In this specific case, there is an additional bonus; whilst the Munich staging was quite British and many productions seen in Italy had an Italian flavor, the performance I saw in Jesi on 29 November 2014 was unmistakably French. The director (Frédéric Roels) and set and costumes designers (Bruno de Lavenère and Lionel Lesire) are French, the conductor (Christian Capocaccia) is Italian but with much international experience (including in France) and the main singer (Michael Spadacini) is Belgian but of Italian descent. The others are mainly an international group, mostly trained in the well-known opera school in Como. All had perfect French diction.
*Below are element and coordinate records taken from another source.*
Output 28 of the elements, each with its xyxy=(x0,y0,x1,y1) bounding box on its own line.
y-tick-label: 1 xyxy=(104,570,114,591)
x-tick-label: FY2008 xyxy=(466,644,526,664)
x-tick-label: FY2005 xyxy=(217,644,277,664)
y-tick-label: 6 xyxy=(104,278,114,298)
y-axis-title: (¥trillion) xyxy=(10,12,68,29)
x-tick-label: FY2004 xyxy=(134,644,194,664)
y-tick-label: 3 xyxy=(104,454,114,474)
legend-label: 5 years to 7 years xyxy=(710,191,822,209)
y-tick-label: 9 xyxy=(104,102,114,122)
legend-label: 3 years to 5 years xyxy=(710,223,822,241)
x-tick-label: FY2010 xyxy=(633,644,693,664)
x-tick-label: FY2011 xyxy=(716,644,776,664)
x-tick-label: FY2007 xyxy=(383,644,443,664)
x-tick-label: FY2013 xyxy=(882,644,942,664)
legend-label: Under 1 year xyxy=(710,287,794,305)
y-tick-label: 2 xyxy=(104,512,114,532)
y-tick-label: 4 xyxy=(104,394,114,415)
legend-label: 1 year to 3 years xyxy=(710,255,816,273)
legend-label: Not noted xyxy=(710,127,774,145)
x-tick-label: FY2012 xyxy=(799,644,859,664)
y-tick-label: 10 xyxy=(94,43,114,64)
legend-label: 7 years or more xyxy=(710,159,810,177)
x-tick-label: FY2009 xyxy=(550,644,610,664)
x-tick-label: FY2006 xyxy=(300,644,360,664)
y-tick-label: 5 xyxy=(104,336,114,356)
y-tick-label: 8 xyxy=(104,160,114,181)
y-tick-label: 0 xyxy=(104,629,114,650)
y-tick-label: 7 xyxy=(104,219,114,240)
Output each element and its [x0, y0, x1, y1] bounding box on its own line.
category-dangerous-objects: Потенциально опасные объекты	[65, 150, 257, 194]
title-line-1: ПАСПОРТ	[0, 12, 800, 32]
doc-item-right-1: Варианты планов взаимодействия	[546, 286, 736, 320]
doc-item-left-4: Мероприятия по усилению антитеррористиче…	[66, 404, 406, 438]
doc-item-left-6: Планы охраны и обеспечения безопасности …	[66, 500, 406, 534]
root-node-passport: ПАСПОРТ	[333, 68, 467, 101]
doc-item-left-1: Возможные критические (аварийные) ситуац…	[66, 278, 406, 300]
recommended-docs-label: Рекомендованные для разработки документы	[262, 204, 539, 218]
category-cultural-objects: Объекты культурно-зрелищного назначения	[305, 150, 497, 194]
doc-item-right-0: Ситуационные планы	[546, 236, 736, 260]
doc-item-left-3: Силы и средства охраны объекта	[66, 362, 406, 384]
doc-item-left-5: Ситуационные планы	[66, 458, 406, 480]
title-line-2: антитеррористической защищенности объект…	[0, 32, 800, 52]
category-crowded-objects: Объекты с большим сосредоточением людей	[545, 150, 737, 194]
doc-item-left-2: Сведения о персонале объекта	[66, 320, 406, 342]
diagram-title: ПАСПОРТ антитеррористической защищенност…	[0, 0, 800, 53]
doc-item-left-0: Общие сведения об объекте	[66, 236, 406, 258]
Les contes d'Hoffmann should not be confused with the operettas often associated with Offenbach's name. It is a sweet-and-sour apologue about loneliness and passion. Regretfully, the composer died before completing the opera. The three acts are self-contained (and each normally named after the woman Hoffmann is wooing). They are preceded by a short prologue and followed by an equally short epilogue. Normally the director has a certain freedom in the succession of the acts. Whilst the Olympia act has a touch of operetta and requires very agile coloratura and the Giulietta act is pure French melodrama, the Antonia act has music of real tragic passion. Very rarely are they sung by the same soprano, as they require very different vocal textures.
The three main sopranos were young (in their twenties) products of the Como School: Bianca Tognocchi (an Italian coloratura soprano), Maria Mudryak (a Kazak lyric soprano), and Larissa Alice Wissel (a German dramatic soprano). All three were superb. In one of the performances that I did not attend, Larissa Alice Wissel sang all three roles and reportedly acquitted herself very well.
Michael Spadacini took the title role. He is a generous tenor who acts like an acrobat but is accustomed to larger theaters; he ought to have softened his volume and provided a more elegant emission. Abramo Rosalen (in the role of the 'bad guy' taking the women away from Hoffmann) and Alessia Nadin (in the trouser role of the poet's Muse) were perfect.
This was the first time that Les contes d'Hoffmann had been staged in Jesi, and the audience was enthusiastic.